La leçon à tirer de ces visites qui interviennent seulement deux semaines après celle du Premier ministre à Sélingué, est que tout est permis aujourd'hui au nom de « l'Initiative riz ». Et c'est ainsi que le Premier ministre entend atteindre, en fin de campagne, 1 618 323 tonnes de riz paddy, soit une augmentation de 50 % de la production par rapport à la dernière campagne.
Ce résultat, ainsi obtenu, permettra de dégager, selon ses calculs, une production de riz marchand de l'ordre d'un million de tonnes, qui couvrira les besoins alimentaires internes du pays, estimé à 900 000 tonnes par an. Les 100 000 tonnes excédentaires seront commercialisées sur le marché sous-régional concerné par le même problème de flambée.
Du boucan
Dans la même lancée, il ajoute que la valeur globale de la production est estimée environ à 300 milliards de F CFA. Le revenu net du producteur par hectare passera de 300 000 à 500 000 F CFA sous le double effet de la subvention et du gain de productivité. Cette abondance de la production permettra non seulement d'assurer à notre pays un approvisionnement correct du marché en riz et à un prix non spéculatif, abordable pour les consommateurs, mais elle boostera la contribution du secteur agricole dans la croissance économique du pays et améliorera la balance des paiements à travers l'exportation des 100 000 tonnes.
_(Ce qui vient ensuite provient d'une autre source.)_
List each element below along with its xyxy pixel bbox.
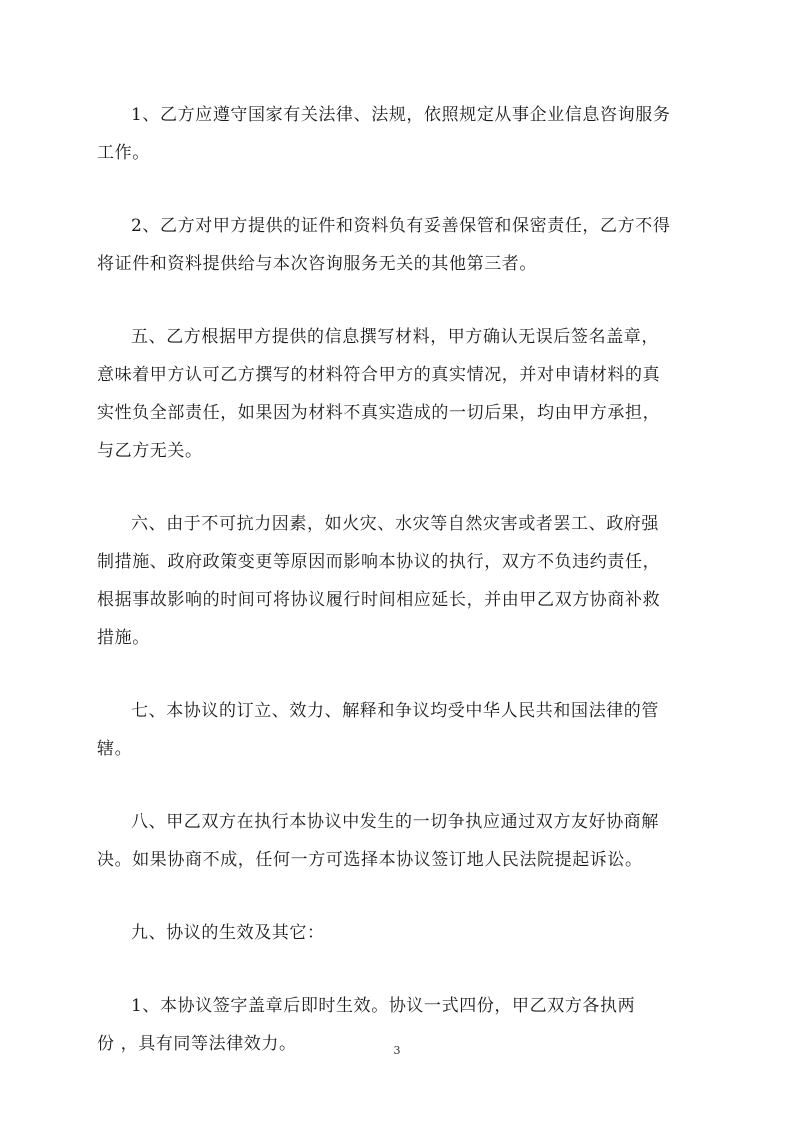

Sur le papier le calcul est beau et les chiffres font saliver. Mais ne nous voilons pas la face. Le président de la République a, au cours de la Journée paysanne à Soninkégny, reconnu que « l'Initiative riz » est un échec cette année. « Nous nous sommes levés en retard », a-t-il dit. Sur le terrain, on se rend vite à l'évidence : les producteurs ont attendu, en vain, la semence Nerica promise par le gouvernement. En plus, les producteurs n'ont pas eu les engrais à temps. La subvention annoncée par le gouvernement a plus profité aux spéculateurs qu'aux producteurs.
Après tout ce constat, le Premier ministre persiste et signe : « l'Initiative riz » est un succès. Ses ministres n'en disent pas moins car ils en ont fait un fleuron où il y a à manger et à boire. La seule bonne note à souligner de cette initiative avant le décompte à la fin de la campagne est le recrutement de 102 agents, tous équipés d'une moto pour s'occuper de l'encadrement des producteurs sur le terrain. 102 chômeurs de moins sur le million qui pullulent les rues de la capitale !
Rappelons que la facture de « l’Initiative riz » s'élève à 42,65 milliards de F CFA, les premiers financements nécessaires ont été prélevés sur les caisses de fonctionnement de l'Administration publique.